One of the most striking things about this book was the setting. Rural Appalachia in the 20s was a place and time that I hadn’t explored before. When people today talk about being poor, there’s a radical difference from today’s economic status as poor than the types of poor mountain people that Patience worked for. Often many lived cramped into one dwelling, the younger children being taken care of by the older, and the men away in mines that were often hazardous and deadly. Patience not only delivers the children of these miners, but ministers to them and cares for them as individuals. And in this book, I truly found the meaning of dirt poor, with women and children living in domiciles that literally had floors made of dirt. Patience never turned a patient away, even when she knew that she wouldn’t be paid.

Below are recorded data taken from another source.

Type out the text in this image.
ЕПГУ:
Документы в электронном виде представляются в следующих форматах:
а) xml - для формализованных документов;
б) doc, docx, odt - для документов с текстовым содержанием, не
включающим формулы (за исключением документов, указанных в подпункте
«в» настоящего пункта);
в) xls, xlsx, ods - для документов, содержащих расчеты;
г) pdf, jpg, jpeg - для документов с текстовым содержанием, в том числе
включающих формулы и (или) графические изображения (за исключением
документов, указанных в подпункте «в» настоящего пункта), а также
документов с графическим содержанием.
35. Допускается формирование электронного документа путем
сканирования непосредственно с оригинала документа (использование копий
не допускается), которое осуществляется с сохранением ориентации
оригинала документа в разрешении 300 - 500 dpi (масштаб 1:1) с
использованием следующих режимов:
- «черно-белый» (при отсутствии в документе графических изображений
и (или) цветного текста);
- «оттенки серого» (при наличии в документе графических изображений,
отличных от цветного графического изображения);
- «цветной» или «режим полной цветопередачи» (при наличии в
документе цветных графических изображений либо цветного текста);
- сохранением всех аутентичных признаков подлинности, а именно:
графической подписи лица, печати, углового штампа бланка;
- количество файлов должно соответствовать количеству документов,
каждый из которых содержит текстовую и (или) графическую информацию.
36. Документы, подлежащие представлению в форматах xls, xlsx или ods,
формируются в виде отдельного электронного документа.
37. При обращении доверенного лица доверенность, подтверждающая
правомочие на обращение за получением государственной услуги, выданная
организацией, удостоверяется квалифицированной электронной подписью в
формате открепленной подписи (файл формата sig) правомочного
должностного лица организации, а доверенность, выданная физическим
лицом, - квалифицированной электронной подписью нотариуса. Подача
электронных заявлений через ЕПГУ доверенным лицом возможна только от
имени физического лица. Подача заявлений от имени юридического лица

There was a lot of tension surrounding race relations, and this was brought to a head when Bitsy, a young black woman, moved in with Patience, a genteel white woman. Bitsy and Patience had a strong relationship and looked on each other as kin after a time, though Bitsy had other family still living and working in other parts of the woods. Harman doesn’t mince words when she speaks of the violence with which the Klu Klux Klan, spread in small groups around Appalachia, would take racial matters into their own hands. Even Patience feels the sting of this racism, as her friends and colleagues begin to look down at her for housing Bitsy. This puts both of the women in danger and forms the crux of a violent incident that rears its ugly head in the middle of the book.
The best parts of this book for me were the actual deliveries that took place in cabins, lean-tos, and sometimes even out in the woods. I learned so much from Harman’s stories about the cycle of pregnancy and birth, and the complications and the beauty of a woman bearing a child under almost every condition. Some births are easy and some end tragically, but Patience and Bitsy give every birth their all and become the inspiring angels to women all over the mountains. This story also contains elements of mystery and romance as well as all the other points I’ve mentioned above. Harman delivers her story like a woman giving birth, thrusting and pushing it at her readers until, eventually, her tale emerges fully formed and beautiful. It was a book that I never wanted to end.
If you haven’t tried out any of Patsy Harman’s books, this would be a great place to start, as it’s a story that has all the elements and hallmarks of a fantastic read. It covers so many topics and situations that the reader never becomes bored or overtaxed, and it radiates light and hope as it shines light into the dark wilderness of Appalachia. It’s a story about the uniting of women and the repercussions that these relationships and bonds have. A very solid and extremely well executed book. Highly recommended.
This book was provided as a complimentary review copy.